Post-Tropical Cyclone Sandy knocked out mobile, phone and cable service in many parts of the eastern U.S. on Monday, with about one in four cell sites affected in the hardest-hit band of the country between Virginia and Massachusetts, according to an FCC estimate.
About 25 percent of the cell sites in the 10-state area were out of service at 10 a.m. Eastern on Tuesday, the U.S. Federal Communications Commission estimated. Due to the floods, high winds, and snow brought by the storm, there were reports of outages as far west as Michigan, the agency said. The situation could become worse in some areas as backup power supplies for affected cell sites run out, it warned.

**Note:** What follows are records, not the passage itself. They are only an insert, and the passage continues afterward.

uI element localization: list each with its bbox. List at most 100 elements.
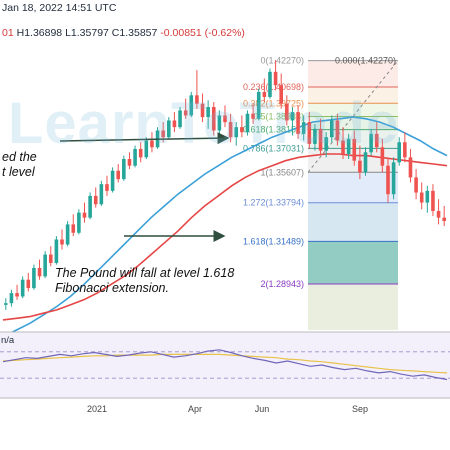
x-tick-label: 2021 (87, 404, 107, 414)
candle-body (183, 110, 188, 116)
candle-body (268, 71, 272, 97)
candle-body (234, 127, 239, 138)
candle-body (37, 267, 42, 277)
candle-body (374, 133, 379, 148)
candle-body (15, 293, 19, 297)
candle-body (54, 239, 59, 263)
candle-body (425, 190, 430, 203)
candle-body (77, 212, 81, 233)
fall-annotation: The Pound will fall at level 1.618 Fibon… (55, 266, 234, 296)
candle-body (161, 130, 165, 138)
candle-body (307, 122, 312, 144)
candle-body (9, 293, 14, 304)
header-date: Jan 18, 2022 14:51 UTC (2, 2, 116, 14)
fib-level-label: 1(1.35607) (260, 167, 304, 177)
candle-body (346, 138, 351, 154)
candle-body (358, 160, 362, 173)
candle-body (251, 113, 255, 119)
candlesticks (4, 60, 446, 310)
candle-body (122, 159, 126, 180)
fib-level-label: 0.786(1.37031) (243, 143, 304, 153)
candle-body (245, 113, 250, 133)
arrow-to-resistance (59, 132, 230, 145)
candle-body (341, 140, 345, 154)
fib-zone (308, 86, 398, 104)
candle-body (256, 91, 261, 119)
fib-zone (308, 60, 398, 87)
candle-body (436, 210, 441, 218)
candle-body (285, 103, 289, 121)
candle-body (419, 192, 424, 203)
candle-body (144, 140, 149, 158)
candle-body (329, 120, 334, 138)
candle-body (228, 122, 233, 138)
fibonacci-tool[interactable]: 0(1.42270) 0.236(1.40698) 0.382(1.39725) 0.… (243, 56, 399, 330)
candle-body (150, 140, 154, 148)
candle-body (273, 71, 278, 86)
rsi-label: n/a (1, 335, 15, 346)
header-datetime: Jan 18, 2022 14:51 UTC (2, 2, 117, 14)
candle-body (99, 184, 104, 205)
candle-body (442, 217, 446, 222)
open-fragment: 01 (2, 27, 14, 39)
candle-body (65, 224, 70, 245)
candle-body (363, 152, 368, 173)
low-value: L1.35797 (65, 27, 109, 39)
candle-body (82, 212, 87, 218)
candle-body (408, 157, 413, 178)
ma-slow-line (2, 153, 448, 321)
candle-body (380, 147, 385, 166)
candle-body (4, 303, 8, 305)
candle-body (93, 195, 98, 205)
fall-annotation-line2: Fibonacci extension. (55, 281, 169, 295)
candle-body (414, 177, 418, 193)
fib-level-label: 0.382(1.39725) (243, 98, 304, 108)
close-value: C1.35857 (111, 27, 158, 39)
left-annotation-line2: t level (2, 165, 35, 179)
rsi-ma-line (2, 353, 448, 374)
fib-zone (308, 202, 398, 242)
candle-body (71, 224, 76, 233)
candle-body (138, 148, 143, 158)
candle-body (26, 279, 31, 289)
candle-body (32, 267, 36, 289)
fib-level-label: 2(1.28943) (260, 279, 304, 289)
x-tick-label: Apr (188, 404, 202, 414)
candle-body (200, 103, 205, 118)
candle-body (324, 137, 328, 151)
candle-body (369, 133, 373, 153)
left-annotation: ed the t level (2, 150, 37, 180)
candle-body (105, 184, 109, 191)
moving-averages (2, 116, 448, 338)
candle-body (262, 91, 267, 97)
candle-body (240, 127, 244, 133)
fib-zone (308, 241, 398, 285)
candle-body (206, 107, 210, 118)
candle-body (403, 142, 407, 158)
candle-body (313, 128, 317, 144)
candle-body (43, 254, 47, 277)
fib-zone (308, 284, 398, 330)
candle-body (217, 115, 222, 131)
fib-level-label: 1.272(1.33794) (243, 198, 304, 208)
candle-body (48, 254, 53, 263)
x-tick-label: Sep (352, 404, 368, 414)
rsi-background (0, 332, 450, 398)
candle-body (397, 142, 402, 163)
candle-body (172, 120, 177, 128)
rsi-panel (0, 331, 450, 398)
candle-body (211, 107, 216, 131)
high-value: H1.36898 (16, 27, 63, 39)
time-axis: 2021 Apr Jun Sep (0, 397, 450, 414)
candle-body (110, 170, 115, 191)
fib-level-label: 0(1.42270) (260, 56, 304, 66)
candle-body (60, 239, 64, 245)
candle-body (290, 112, 295, 121)
rsi-line (2, 349, 448, 381)
candle-body (127, 159, 132, 166)
candle-body (301, 122, 306, 134)
candle-body (318, 128, 323, 151)
ma-fast-line (2, 116, 448, 338)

A small number of 911 call centers went out of service, and calls to them were redirected to other 911 facilities, an FCC representative said on Tuesday. Some of those redirected calls came across without location information, and the FCC is investigating that problem, the representative said.
Service providers were still evaluating the effects of the wide-ranging storm late Tuesday. Verizon Communications said more than 200 of its wireline facilities were running on backup power. "Although we will be working with all available resources to restore service for our customers, some pockets of damage are extensive and could take up to a week or more to fully restore," Bob Mudge, president of Verizon's Consumer and Mass Business division, said in a press release.

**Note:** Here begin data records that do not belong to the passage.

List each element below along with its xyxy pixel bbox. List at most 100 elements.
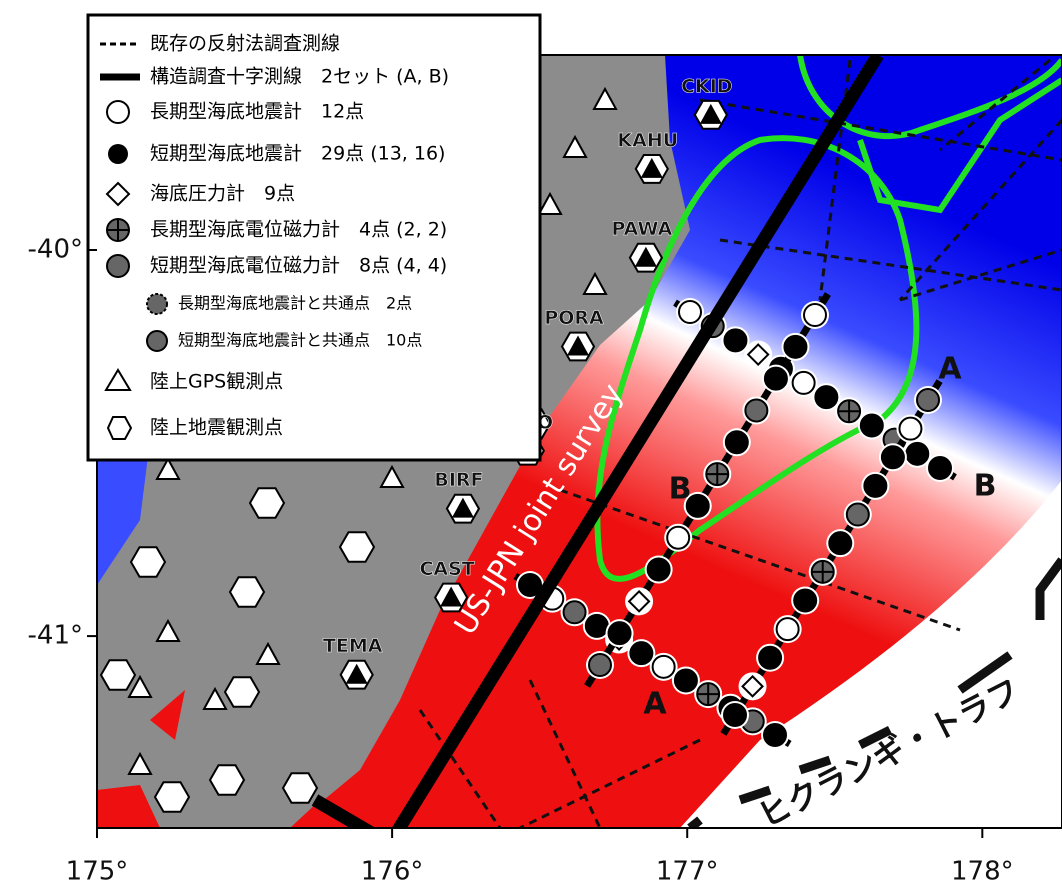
obs — [646, 557, 671, 582]
legend: 既存の反射法調査測線 構造調査十字測線 2セット (A, B) 長期型海底地震計… — [86, 13, 542, 462]
obs — [673, 668, 698, 693]
instrument — [926, 454, 954, 482]
obs — [758, 645, 783, 670]
legend-label: 既存の反射法調査測線 — [150, 33, 340, 55]
instrument — [808, 557, 837, 586]
legend-label: 構造調査十字測線 2セット (A, B) — [150, 66, 449, 88]
seismic-hexagon — [99, 659, 137, 691]
legend-label: 長期型海底地震計 12点 — [150, 101, 364, 123]
x-tick-label: 177° — [656, 857, 719, 887]
instrument — [914, 386, 942, 414]
legend-symbol — [106, 254, 130, 278]
station-triangle — [451, 497, 474, 518]
instrument — [625, 587, 654, 616]
instrument — [878, 443, 907, 472]
joint-survey-line — [391, 55, 884, 828]
instrument — [781, 332, 810, 361]
pressure-gauge — [627, 589, 651, 613]
legend-symbol — [105, 181, 131, 207]
obs — [763, 366, 788, 391]
obs — [651, 654, 676, 679]
obs — [859, 413, 884, 438]
legend-label: 陸上GPS観測点 — [150, 371, 283, 393]
obs — [724, 430, 749, 455]
instrument — [586, 651, 614, 679]
station-label: TEMA — [323, 635, 383, 657]
station-triangle — [640, 157, 663, 178]
instrument — [835, 397, 864, 426]
station-triangle — [634, 246, 657, 267]
seismic-hexagon — [208, 764, 246, 796]
gps-triangle — [127, 751, 153, 775]
instrument — [560, 598, 589, 627]
joint-survey-end — [311, 794, 376, 828]
obs — [775, 617, 800, 642]
instrument — [671, 666, 700, 695]
instrument — [627, 639, 656, 668]
y-tick-label: -40° — [28, 234, 83, 264]
station-triangle — [567, 335, 590, 356]
obs — [916, 388, 940, 412]
legend-label: 短期型海底地震計と共通点 10点 — [178, 331, 422, 350]
stations: CKIDKAHUPAWAPORAAKTOBIRFCASTTEMA — [99, 75, 733, 813]
instrument — [812, 383, 841, 412]
obs — [588, 653, 612, 677]
station-triangle — [440, 586, 463, 607]
obs — [685, 493, 710, 518]
legend-label: 長期型海底地震計と共通点 2点 — [178, 294, 412, 313]
instrument — [738, 672, 767, 701]
gps-triangle — [379, 464, 405, 488]
cross-line — [584, 292, 831, 688]
gps-triangle — [127, 674, 153, 698]
instrument — [605, 619, 634, 648]
obs — [905, 441, 930, 466]
legend-symbol — [104, 368, 132, 391]
legend-label: 海底圧力計 9点 — [150, 183, 295, 205]
instrument — [516, 571, 544, 599]
obs — [518, 573, 542, 597]
obs — [880, 445, 905, 470]
obs — [803, 303, 827, 327]
station-label: KAHU — [617, 129, 678, 151]
obs — [814, 385, 839, 410]
gps-triangle — [155, 456, 181, 480]
x-tick-label: 176° — [361, 857, 424, 887]
legend-label: 陸上地震観測点 — [150, 417, 283, 439]
legend-symbol — [106, 100, 130, 124]
obs — [666, 525, 691, 550]
obs — [723, 328, 748, 353]
station-label: CKID — [681, 75, 733, 97]
instrument — [861, 471, 890, 500]
seismic-hexagon — [248, 487, 286, 519]
station-triangle — [345, 663, 368, 684]
axes: 175° 176° 177° 178° -40° -41° — [28, 234, 1014, 886]
y-tick-label: -41° — [28, 621, 83, 651]
legend-symbol — [108, 144, 128, 164]
instrument — [843, 500, 872, 529]
gps-triangle — [202, 686, 228, 710]
contours — [594, 55, 1062, 582]
gps-triangle — [255, 641, 281, 665]
instrument — [664, 523, 693, 552]
legend-symbol — [106, 416, 133, 440]
seismic-hexagon — [338, 531, 376, 563]
station-label: PAWA — [611, 218, 672, 240]
instrument — [676, 298, 704, 326]
line-label: B — [974, 469, 997, 504]
obem-cross — [697, 683, 720, 706]
instrument — [789, 368, 818, 397]
instrument — [694, 680, 723, 709]
x-tick-label: 175° — [66, 857, 129, 887]
red-patch — [97, 690, 360, 828]
obs — [562, 600, 587, 625]
gps-triangle — [537, 191, 563, 215]
legend-symbol — [146, 293, 168, 315]
instrument — [649, 652, 678, 681]
seismic-hexagon — [153, 781, 191, 813]
obem-cross — [706, 463, 729, 486]
obs — [791, 370, 816, 395]
gps-triangle — [155, 618, 181, 642]
seismic-hexagon — [281, 772, 319, 804]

Verizon Wireless said 94 percent of its cell sites in the Northeast were up and running and all its switching and data centers were functioning normally. But extensive flooding in the hardest-hit areas, including Lower Manhattan and parts of New Jersey, caused problems for both wireline and wireless carriers. Power outages also affected service, and in some cases carriers were waiting for electric utility crews to finish their work.
"The storm surge from Hurricane Sandy has resulted in flooding at several Verizon Central Offices in Lower Manhattan, Queens, and Long Island causing power failures and rendering back-up power systems at these sites inoperable," Verizon Communications said in the release. "While these sites are currently on battery power, the inevitable loss of power requires that all equipment at these sites be powered down to prevent damage." Customers served by those central offices lost all FiOS, DSL (digital subscriber line) and wireline voice service, Verizon said.
"We're still largely in assessment mode," Verizon Communications spokesman Alberto Canal said. In Lower Manhattan, "We can't get in there to do work until the power companies do their work. ... It's still very early," he said.
Sandy affected Sprint Nextel service mostly in the New York tri-state area (New York, Connecticut and New Jersey) and in Pennsylvania and parts of New England, spokeswoman Crystal Davis said. Flooding, debris, and failure of commercial power and the wired links to cell sites were major causes of outages, she said.
"Some of our strike-team crews are out, and they are working to restore service where they can get access," Davis said. "Right now, it's basically a safety and an access issue."
Sandy has affected most of the East Coast, all the way from North Carolina north to Maine and Canada. Service in some areas may be restored more quickly than those in the band hit hardest by the storm.